The IG declares itself the repository of our revolutionary heritage, which they claim ended for us with their cowardly defection from our organization in 1996. To do so requires some not inconsiderable distortion of this heritage. In “SL/ICL Impeached By Its Own Past,” the IG writes: “Back in the days when Workers Vanguard was the voice of revolutionary Trotskyism, the Spartacist League explicitly supported the impeachment of Richard Nixon.” The article disingenuously asks, “According to the present-day SL’s logic, did this mean supporting the Democrats?”
In fact, a large part of our articles on Nixon’s impeachment was devoted to attacking the pro-impeachment left as “useless donkeys” for the Democrats at a time when Nixon was increasingly exposed over the Watergate break-in. We did not raise the call for his impeachment, which, we noted, “can only mean a desire to have another bourgeois ruler.” But as Congress considered impeaching Nixon, we supported this while noting that Watergate was basically a dispute within the capitalist class and insisting that “Impeachment Is Not Enough!” In “What Labor Should Do About Watergate” (WV No. 34, 7 December 1973) we stated: “For his truly enormous crimes against the working class Nixon should be removed from office at once.... A class-struggle answer to Watergate must shift the axis of struggle.
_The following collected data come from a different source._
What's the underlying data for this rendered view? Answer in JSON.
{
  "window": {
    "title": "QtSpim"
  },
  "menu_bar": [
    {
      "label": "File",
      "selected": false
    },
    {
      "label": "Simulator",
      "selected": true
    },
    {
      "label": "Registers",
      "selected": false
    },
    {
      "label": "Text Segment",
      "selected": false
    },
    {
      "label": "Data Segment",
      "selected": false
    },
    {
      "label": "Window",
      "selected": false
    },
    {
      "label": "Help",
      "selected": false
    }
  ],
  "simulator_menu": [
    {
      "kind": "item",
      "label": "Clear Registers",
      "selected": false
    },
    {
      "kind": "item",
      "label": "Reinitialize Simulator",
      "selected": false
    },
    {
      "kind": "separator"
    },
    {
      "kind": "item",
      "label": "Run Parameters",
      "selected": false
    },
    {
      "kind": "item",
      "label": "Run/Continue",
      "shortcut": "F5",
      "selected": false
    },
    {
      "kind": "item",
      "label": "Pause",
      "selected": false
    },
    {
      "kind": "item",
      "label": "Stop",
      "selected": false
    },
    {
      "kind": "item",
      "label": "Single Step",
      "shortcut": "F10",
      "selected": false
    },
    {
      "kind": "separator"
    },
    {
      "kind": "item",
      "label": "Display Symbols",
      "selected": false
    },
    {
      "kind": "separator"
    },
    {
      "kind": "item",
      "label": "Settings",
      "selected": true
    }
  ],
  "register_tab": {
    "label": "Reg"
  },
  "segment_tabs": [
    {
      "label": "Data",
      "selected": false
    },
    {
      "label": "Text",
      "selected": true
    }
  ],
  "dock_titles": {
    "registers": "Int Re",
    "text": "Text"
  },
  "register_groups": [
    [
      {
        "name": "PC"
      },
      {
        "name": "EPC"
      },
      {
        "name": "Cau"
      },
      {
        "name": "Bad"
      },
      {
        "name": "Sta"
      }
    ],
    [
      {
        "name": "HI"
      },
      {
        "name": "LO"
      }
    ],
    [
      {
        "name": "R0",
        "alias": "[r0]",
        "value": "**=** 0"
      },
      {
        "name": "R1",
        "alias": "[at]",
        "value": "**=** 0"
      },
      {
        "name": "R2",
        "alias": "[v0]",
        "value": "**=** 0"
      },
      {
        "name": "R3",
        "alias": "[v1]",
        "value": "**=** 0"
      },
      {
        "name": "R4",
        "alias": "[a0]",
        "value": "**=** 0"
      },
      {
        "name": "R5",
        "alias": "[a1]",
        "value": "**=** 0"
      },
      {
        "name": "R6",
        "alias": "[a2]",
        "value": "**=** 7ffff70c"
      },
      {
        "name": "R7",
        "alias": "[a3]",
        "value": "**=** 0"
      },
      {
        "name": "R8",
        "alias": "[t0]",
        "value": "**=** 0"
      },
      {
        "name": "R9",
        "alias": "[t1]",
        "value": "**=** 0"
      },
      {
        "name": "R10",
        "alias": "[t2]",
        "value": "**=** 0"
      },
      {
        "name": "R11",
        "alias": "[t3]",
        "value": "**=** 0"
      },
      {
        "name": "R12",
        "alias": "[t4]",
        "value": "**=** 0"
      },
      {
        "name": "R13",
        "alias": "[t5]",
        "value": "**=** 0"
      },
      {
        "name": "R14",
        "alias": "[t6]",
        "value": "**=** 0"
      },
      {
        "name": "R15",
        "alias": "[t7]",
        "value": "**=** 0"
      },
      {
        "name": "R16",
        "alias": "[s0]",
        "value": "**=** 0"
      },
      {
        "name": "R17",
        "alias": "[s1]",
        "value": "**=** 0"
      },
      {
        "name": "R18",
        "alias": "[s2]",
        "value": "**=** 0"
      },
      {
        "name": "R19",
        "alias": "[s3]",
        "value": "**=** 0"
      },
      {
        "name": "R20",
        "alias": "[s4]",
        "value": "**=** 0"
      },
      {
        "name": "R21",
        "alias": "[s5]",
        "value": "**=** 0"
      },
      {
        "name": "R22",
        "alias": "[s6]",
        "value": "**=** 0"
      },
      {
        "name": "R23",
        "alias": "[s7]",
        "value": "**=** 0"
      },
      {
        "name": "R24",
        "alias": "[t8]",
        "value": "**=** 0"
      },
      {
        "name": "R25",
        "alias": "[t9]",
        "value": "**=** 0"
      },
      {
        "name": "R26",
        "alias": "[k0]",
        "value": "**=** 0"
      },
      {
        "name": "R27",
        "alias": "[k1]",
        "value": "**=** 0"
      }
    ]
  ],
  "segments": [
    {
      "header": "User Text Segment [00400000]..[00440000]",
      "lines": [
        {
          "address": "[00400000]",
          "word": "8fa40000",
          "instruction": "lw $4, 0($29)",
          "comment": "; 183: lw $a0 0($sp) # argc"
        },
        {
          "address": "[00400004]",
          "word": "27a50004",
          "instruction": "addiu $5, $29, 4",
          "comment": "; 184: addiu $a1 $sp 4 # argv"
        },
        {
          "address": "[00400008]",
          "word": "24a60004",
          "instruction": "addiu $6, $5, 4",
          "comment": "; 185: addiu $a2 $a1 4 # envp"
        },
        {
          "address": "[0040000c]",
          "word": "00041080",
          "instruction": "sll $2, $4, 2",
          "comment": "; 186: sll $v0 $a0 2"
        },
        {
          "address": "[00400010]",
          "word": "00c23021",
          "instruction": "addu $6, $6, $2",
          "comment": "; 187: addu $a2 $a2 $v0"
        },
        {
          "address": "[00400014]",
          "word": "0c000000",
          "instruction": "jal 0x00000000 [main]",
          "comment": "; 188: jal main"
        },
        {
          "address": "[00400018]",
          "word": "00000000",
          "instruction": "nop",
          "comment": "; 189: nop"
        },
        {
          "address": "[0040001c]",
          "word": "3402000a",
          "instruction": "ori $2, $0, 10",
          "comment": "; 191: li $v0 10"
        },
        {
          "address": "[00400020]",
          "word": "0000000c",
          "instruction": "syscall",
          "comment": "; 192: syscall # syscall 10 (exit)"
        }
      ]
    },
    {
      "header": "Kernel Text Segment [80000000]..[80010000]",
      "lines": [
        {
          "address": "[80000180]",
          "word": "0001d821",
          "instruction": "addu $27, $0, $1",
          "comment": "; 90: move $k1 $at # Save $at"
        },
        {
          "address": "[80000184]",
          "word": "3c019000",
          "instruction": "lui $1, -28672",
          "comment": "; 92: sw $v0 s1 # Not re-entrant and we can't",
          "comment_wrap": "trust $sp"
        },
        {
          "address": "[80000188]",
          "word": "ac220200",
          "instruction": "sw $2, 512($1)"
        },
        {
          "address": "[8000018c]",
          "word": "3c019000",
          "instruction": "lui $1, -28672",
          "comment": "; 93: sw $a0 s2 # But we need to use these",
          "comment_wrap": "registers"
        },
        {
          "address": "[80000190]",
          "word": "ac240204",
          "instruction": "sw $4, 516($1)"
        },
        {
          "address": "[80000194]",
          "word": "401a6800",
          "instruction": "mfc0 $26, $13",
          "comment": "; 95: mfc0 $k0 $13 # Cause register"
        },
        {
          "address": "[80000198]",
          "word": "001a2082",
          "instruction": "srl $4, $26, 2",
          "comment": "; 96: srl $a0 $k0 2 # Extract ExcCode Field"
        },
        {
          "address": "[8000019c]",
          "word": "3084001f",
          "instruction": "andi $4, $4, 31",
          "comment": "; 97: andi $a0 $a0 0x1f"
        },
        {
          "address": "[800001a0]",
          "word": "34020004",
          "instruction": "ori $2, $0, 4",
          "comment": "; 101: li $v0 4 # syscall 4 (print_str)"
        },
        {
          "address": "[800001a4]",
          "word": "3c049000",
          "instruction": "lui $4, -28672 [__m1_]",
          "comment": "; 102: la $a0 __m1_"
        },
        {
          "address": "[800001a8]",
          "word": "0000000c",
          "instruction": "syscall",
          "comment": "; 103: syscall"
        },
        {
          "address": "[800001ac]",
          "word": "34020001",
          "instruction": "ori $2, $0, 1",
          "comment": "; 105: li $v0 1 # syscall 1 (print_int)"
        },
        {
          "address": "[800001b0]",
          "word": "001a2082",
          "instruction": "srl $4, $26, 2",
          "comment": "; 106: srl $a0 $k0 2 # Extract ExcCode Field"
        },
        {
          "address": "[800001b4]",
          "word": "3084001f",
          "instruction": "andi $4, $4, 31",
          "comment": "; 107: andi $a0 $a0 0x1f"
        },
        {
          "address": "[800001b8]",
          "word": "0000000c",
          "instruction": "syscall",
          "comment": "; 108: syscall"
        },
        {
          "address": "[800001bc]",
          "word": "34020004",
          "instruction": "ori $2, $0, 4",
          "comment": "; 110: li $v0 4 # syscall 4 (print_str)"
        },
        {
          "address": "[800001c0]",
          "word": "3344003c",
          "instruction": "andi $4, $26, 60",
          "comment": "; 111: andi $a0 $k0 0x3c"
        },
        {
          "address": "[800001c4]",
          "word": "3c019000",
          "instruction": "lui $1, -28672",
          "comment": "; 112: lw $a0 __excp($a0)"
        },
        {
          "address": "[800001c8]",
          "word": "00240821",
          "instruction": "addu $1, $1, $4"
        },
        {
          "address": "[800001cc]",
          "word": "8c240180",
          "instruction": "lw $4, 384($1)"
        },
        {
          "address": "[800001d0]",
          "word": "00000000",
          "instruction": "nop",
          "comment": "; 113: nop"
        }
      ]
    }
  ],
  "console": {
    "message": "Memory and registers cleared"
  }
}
The fight to remove Nixon must become a fight not to replace Nixon with Gerald Ford, but a fight to replace the rule of capital with a workers government!” As impeachment hearings dragged on in the summer of 1974, we emphasized our class opposition to this imperialist war criminal by demanding that Nixon be extradited to Hanoi, where he could be tried by his victims.
Our support for Nixon’s impeachment as a means to further the class struggle and weaken the imperial presidency is the antithesis of the IG’s opposition to the impeachment of Dilma Rousseff. We’ll leave it to them to continue flailing about trying to explain how supporting a bourgeois government furthers proletarian struggle. Keeping their “hands in the boiling water” in Brazil has so poached the IG/LQB’s brains that they can’t tell the difference between supporting and opposing the class rule of the bourgeoisie.